Alors que Turquie et Arménie entament un semblant de rapprochement, deux essais tentent de poser les conditions du dialogue entre deux voisins qui ne se connaissent pas.

Le 17 décembre 2009 - par Elisabeth Philippe

"Nous sommes tous des Hrant Dink”. C’est sous ce slogan que plus de cent mille Stambouliotes manifestèrent quelques jours après l’assassinat du journaliste Hrant Dink, Arménien de Turquie tué de trois balles dans la nuque par un ultranationaliste turc, le 19 janvier 2007.

Fondateur du journal bilingue Agos, “Sillon” en arménien, Hrant Dink a inlassablement creusé le sillon de la réconciliation entre Turcs et Arméniens, “deux peuples proches, deux voisins lointains” séparés par un gouffre : le génocide arménien de 1915, qui a coûté la vie à 1,2 million d’Arméniens et que les autorités turques nient toujours.
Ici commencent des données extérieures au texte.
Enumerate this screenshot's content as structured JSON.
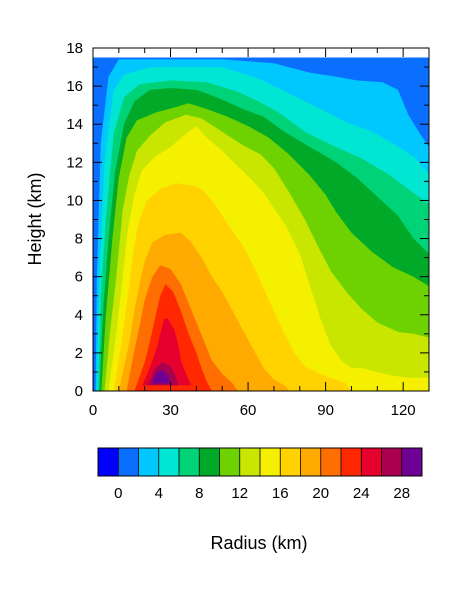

Il voulait convaincre son pays de regarder autrement cet épisode du passé, avec pour seul résultat celui de subir les procès pour “insulte à l’identité turque”. Ironie tragique, sa mort, qui a soulevé une très vive émotion aussi bien du côté turc que du côté arménien, a amorcé un changement inédit dans les mentalités.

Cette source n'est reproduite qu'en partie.